#Screen tracing in a random direction causes great lag

75 messages · Page 1 of 1 (latest)

coarse elbow
#

I'm trying to implement screen space reflections and global illumination, but I'm encountering a performance drop when I sample in a random direction. The strange thing is that when I sample with roughness set to 0, the renderer runs smoothly as usual.
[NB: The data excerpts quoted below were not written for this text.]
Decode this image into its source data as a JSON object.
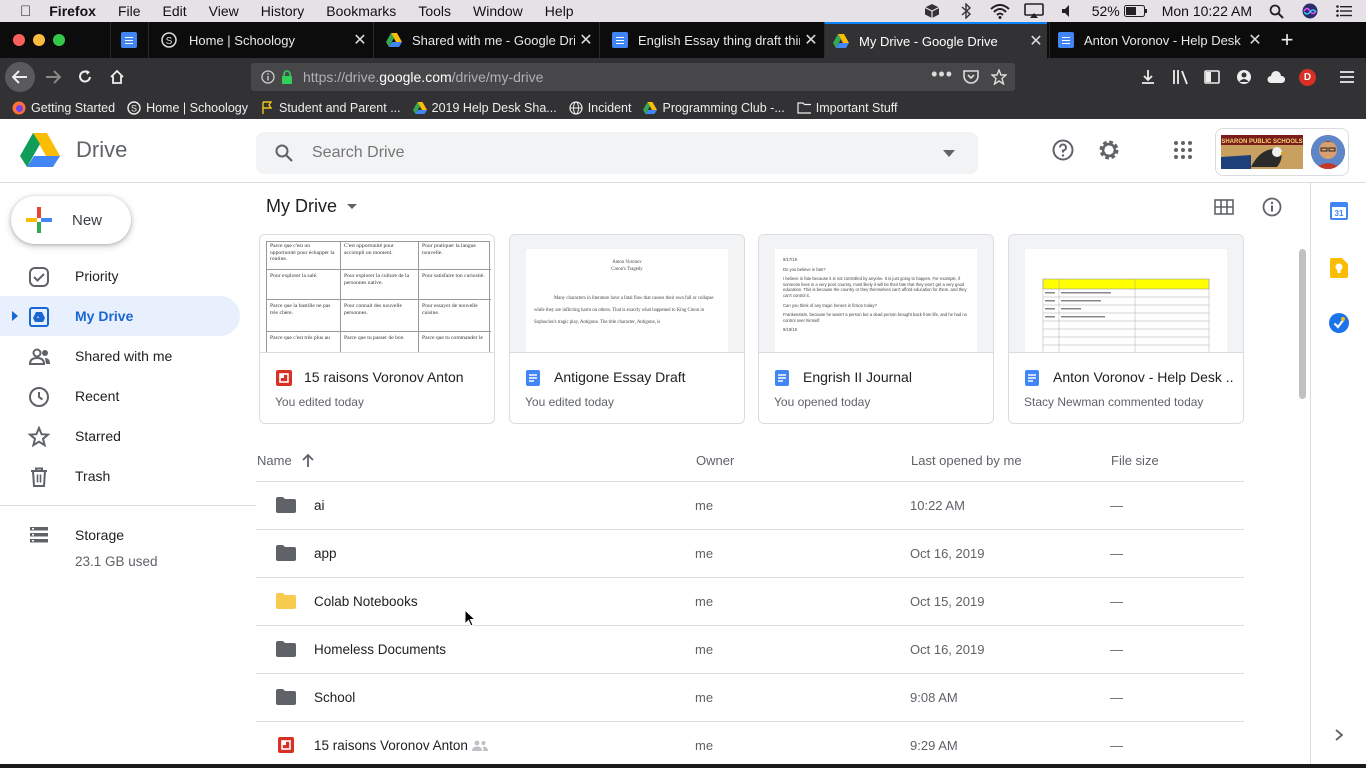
{
  "menubar": {
    "app": "Firefox",
    "items": [
      "File",
      "Edit",
      "View",
      "History",
      "Bookmarks",
      "Tools",
      "Window",
      "Help"
    ],
    "battery": "52%",
    "clock": "Mon 10:22 AM"
  },
  "tabs": [
    {
      "label": "Home | Schoology"
    },
    {
      "label": "Shared with me - Google Drive"
    },
    {
      "label": "English Essay thing draft thing"
    },
    {
      "label": "My Drive - Google Drive"
    },
    {
      "label": "Anton Voronov - Help Desk Log"
    }
  ],
  "url": {
    "prefix": "https://drive.",
    "domain": "google.com",
    "path": "/drive/my-drive"
  },
  "bookmarks": [
    "Getting Started",
    "Home | Schoology",
    "Student and Parent ...",
    "2019 Help Desk Sha...",
    "Incident",
    "Programming Club -...",
    "Important Stuff"
  ],
  "drive": {
    "logo_text": "Drive",
    "search_placeholder": "Search Drive",
    "profile_label": "SHARON PUBLIC SCHOOLS"
  },
  "sidebar": {
    "new_label": "New",
    "items": [
      {
        "label": "Priority",
        "icon": "priority-icon"
      },
      {
        "label": "My Drive",
        "icon": "my-drive-icon"
      },
      {
        "label": "Shared with me",
        "icon": "shared-icon"
      },
      {
        "label": "Recent",
        "icon": "clock-icon"
      },
      {
        "label": "Starred",
        "icon": "star-icon"
      },
      {
        "label": "Trash",
        "icon": "trash-icon"
      }
    ],
    "storage_label": "Storage",
    "storage_used": "23.1 GB used"
  },
  "main": {
    "title": "My Drive",
    "quick_access": [
      {
        "name": "15 raisons Voronov Anton",
        "sub": "You edited today",
        "type": "slides"
      },
      {
        "name": "Antigone Essay Draft",
        "sub": "You edited today",
        "type": "doc"
      },
      {
        "name": "Engrish II Journal",
        "sub": "You opened today",
        "type": "doc"
      },
      {
        "name": "Anton Voronov - Help Desk ...",
        "sub": "Stacy Newman commented today",
        "type": "doc"
      }
    ],
    "thumb_text": {
      "slides": [
        "Parce que c'est un opportunité pour échapper la routine.",
        "C'est opportunité pour accompli un moment.",
        "Pour pratiquer la langue nouvelle.",
        "Pour explorer la salé.",
        "Pour explorer la culture de la personnes native.",
        "Pour satisfaire ton curiosité.",
        "Parce que la bastille ne pas très chère.",
        "Pour connait des nouvelle personnes.",
        "Pour essayer de nouvelle cuisine.",
        "Parce que c'est très plus au",
        "Parce que tu passer de bon",
        "Parce que tu commander le"
      ],
      "essay_author": "Anton Voronov",
      "essay_title": "Creon's Tragedy",
      "essay_body": "Many characters in literature have a fatal flaw that causes their own fall or collapse while they are inflicting harm on others. That is exactly what happened to King Creon in Sophocles's tragic play, Antigone. The title character, Antigone, is",
      "journal": [
        "9/17/19",
        "Do you believe in fate?",
        "I believe in fate because it is not controlled by anyone. It is just going to happen. For example, if someone lives in a very poor country, most likely it will be their fate that they won't get a very good education. This is because the country or they themselves can't afford education for them, and they can't control it.",
        "Can you think of any tragic heroes in fiction today?",
        "Frankenstein, because he wasn't a person but a dead person brought back from life, and he had no control over himself.",
        "9/19/19"
      ]
    },
    "columns": {
      "name": "Name",
      "owner": "Owner",
      "opened": "Last opened by me",
      "size": "File size"
    },
    "rows": [
      {
        "name": "ai",
        "owner": "me",
        "opened": "10:22 AM",
        "size": "—",
        "type": "folder-grey"
      },
      {
        "name": "app",
        "owner": "me",
        "opened": "Oct 16, 2019",
        "size": "—",
        "type": "folder-grey"
      },
      {
        "name": "Colab Notebooks",
        "owner": "me",
        "opened": "Oct 15, 2019",
        "size": "—",
        "type": "folder-yellow"
      },
      {
        "name": "Homeless Documents",
        "owner": "me",
        "opened": "Oct 16, 2019",
        "size": "—",
        "type": "folder-grey"
      },
      {
        "name": "School",
        "owner": "me",
        "opened": "9:08 AM",
        "size": "—",
        "type": "folder-grey"
      },
      {
        "name": "15 raisons Voronov Anton",
        "owner": "me",
        "opened": "9:29 AM",
        "size": "—",
        "type": "slides"
      }
    ]
  },
  "colors": {
    "blue": "#4285f4",
    "slides_red": "#d93025",
    "folder_grey": "#5f6368",
    "folder_yellow": "#f7cb4d",
    "selected_bg": "#e8f0fe"
  }
}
However, when the roughness is even slightly greater than 0, the program begins to lag significantly.

Here’s the function I’m using to generate random noise:

vec3 hash(vec3 a){
    a = fract((a * 10+randomSeed) * 0.8);
    a += dot(a, a.yxz + 19.19);
    return fract((a.xxy + a.yxx)*a.zyx);
}

I calculate the reflected direction like this:

vec3 specReflected = reflect(normalize(viewPos), viewNormal);
vec3 randDir = normalize(hash(viewPos*12)-0.5);
vec3 reflected = specReflected+linRoughness*randDir;

Finally, I use the screenTrace function to find an intersection with the scene (sorry for the messy code).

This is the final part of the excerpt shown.